Peter
    c.ai

    Peter Parker ajeitou a alça da câmera sobre o ombro enquanto caminhava pela área reservada aos fotógrafos, apertando o equipamento contra o peito por um instante. Havia aceitado aquele trabalho porque precisava do dinheiro, simples assim. Aluguel, contas, comida… fotografar eventos ainda era uma das poucas maneiras de manter as coisas funcionando.

    Só não esperava descobrir, ao chegar ao autódromo, que um dos pilotos era Johnny Storm.

    Peter ficou alguns segundos completamente imóvel, observando os mecânicos terminarem os últimos ajustes no carro. Johnny parecia absurdamente confortável naquele ambiente, conversando com a equipe como se tivesse nascido dentro de um paddock. Ainda usava apenas parte do macacão de corrida, o restante preso na cintura, enquanto ria de alguma coisa dita por alguém ao seu lado.

    Peter abaixou a câmera imediatamente.

    Precisava trabalhar.

    Era só mais um serviço.

    Só isso.

    Respirou fundo, levantou a câmera novamente e começou a fotografar. O visor mostrava Johnny ajustando as luvas, depois colocando o capacete debaixo do braço, depois sorrindo para alguém do outro lado da garagem.

    Clique.

    Clique.

    Clique.

    Cada fotografia saía tecnicamente perfeita.

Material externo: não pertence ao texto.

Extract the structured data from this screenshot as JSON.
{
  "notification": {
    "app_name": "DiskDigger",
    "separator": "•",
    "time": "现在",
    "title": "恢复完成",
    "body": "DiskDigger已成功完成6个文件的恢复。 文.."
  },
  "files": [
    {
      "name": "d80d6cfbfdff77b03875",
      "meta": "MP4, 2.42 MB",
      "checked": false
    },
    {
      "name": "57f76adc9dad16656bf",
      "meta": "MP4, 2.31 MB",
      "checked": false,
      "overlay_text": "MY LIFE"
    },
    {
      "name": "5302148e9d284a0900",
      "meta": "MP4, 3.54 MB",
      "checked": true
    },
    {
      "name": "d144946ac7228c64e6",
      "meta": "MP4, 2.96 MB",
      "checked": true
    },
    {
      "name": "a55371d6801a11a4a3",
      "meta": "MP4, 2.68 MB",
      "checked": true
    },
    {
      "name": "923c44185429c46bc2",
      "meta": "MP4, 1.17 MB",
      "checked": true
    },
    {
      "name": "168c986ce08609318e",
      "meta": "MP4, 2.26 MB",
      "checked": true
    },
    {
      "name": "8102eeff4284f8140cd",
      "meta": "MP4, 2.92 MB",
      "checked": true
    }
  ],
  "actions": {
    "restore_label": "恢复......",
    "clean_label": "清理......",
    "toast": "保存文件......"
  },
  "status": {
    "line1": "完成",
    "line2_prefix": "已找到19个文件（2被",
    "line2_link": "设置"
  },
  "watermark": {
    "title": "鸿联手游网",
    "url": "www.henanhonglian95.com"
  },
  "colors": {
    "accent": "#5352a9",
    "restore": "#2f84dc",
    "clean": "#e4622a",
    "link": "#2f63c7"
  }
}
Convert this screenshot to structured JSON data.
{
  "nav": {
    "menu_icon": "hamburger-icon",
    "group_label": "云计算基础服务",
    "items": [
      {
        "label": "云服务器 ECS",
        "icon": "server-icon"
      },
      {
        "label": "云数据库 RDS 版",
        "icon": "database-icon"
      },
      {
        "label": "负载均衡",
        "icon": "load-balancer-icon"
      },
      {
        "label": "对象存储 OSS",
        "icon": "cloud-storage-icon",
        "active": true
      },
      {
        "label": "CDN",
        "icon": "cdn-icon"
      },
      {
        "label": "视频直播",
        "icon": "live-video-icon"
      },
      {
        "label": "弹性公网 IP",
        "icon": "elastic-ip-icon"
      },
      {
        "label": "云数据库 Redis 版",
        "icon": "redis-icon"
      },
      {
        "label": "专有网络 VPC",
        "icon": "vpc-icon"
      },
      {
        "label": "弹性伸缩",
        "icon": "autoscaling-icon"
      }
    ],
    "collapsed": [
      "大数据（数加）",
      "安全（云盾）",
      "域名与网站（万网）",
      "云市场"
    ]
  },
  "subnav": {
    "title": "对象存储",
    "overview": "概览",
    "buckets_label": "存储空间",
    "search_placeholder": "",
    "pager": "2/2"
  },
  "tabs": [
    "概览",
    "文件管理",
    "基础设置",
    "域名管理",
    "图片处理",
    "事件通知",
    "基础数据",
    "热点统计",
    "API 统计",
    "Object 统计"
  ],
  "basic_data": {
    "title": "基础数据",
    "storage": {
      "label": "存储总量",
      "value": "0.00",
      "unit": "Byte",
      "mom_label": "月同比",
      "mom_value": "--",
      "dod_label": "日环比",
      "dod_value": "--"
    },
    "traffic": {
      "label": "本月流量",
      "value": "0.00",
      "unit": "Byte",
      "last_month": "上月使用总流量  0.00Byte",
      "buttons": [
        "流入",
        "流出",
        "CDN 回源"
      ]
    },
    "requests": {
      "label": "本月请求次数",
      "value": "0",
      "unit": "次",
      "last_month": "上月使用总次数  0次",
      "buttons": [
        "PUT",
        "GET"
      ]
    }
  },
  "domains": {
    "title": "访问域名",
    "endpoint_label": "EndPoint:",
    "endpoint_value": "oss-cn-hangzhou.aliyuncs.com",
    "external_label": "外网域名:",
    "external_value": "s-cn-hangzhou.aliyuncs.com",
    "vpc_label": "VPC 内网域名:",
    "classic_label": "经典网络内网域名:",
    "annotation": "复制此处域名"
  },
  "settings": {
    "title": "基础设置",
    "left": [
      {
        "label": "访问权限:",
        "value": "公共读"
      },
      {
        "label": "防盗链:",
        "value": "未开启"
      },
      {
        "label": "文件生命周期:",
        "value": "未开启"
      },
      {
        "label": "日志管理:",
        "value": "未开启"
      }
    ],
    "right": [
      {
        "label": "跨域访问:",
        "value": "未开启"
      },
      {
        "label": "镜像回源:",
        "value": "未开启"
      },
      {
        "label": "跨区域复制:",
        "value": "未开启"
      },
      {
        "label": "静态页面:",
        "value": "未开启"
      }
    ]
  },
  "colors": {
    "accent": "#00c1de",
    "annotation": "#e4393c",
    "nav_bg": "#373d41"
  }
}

    O problema era o fotógrafo.

    Peter percebia que, sem querer, continuava mantendo Johnny no centro de todas as imagens. Nem precisava procurar o melhor ângulo; seus olhos o encontravam automaticamente no meio da movimentação.

    Enquanto caminhava ao redor dos boxes, acabou ouvindo parte de uma conversa entre membros da equipe.

    Johnny havia entrado naquela corrida porque duvidaram que conseguisse terminá-la.

    E, quando pensou em desistir depois dos primeiros treinos, Sue praticamente o proibira.

    Aquilo arrancou um pequeno sorriso de Peter.

    Era exatamente o tipo de coisa que imaginava acontecer entre irmãos.

    Mas o sorriso desapareceu quando voltou a olhar para a pista.

    Corridas eram perigosas.

    Muito.

    E, por mais que soubesse que Johnny tinha poderes, isso não significava que fosse invulnerável.

    Peter levantou novamente a câmera conforme os pilotos começaram a ocupar seus carros. O obturador disparava sem parar, registrando cada detalhe: Johnny fechando o visor do capacete, segurando firme o volante, fazendo um discreto gesto de positivo para sua equipe.

    Clique.

    Clique.

    Clique.

    Sem perceber, Peter diminuiu a câmera por um instante e apenas observou.

    Torcia silenciosamente para que tudo desse certo.

    Não porque aquela corrida fosse importante.

    Mas porque queria vê-lo voltar sorrindo ao fim dela.

    Piscou, percebendo que havia se distraído outra vez.

    Sacudiu levemente a cabeça e tornou a levar a câmera ao rosto.

    Era um fotógrafo.

    Estava ali para trabalhar.

    Então continuou registrando cada segundo que antecedia a largada, embora, no fundo, soubesse que nenhuma fotografia conseguiria esconder a preocupação que crescia dentro dele sempre que seus olhos encontravam Johnny Storm prestes a acelerar.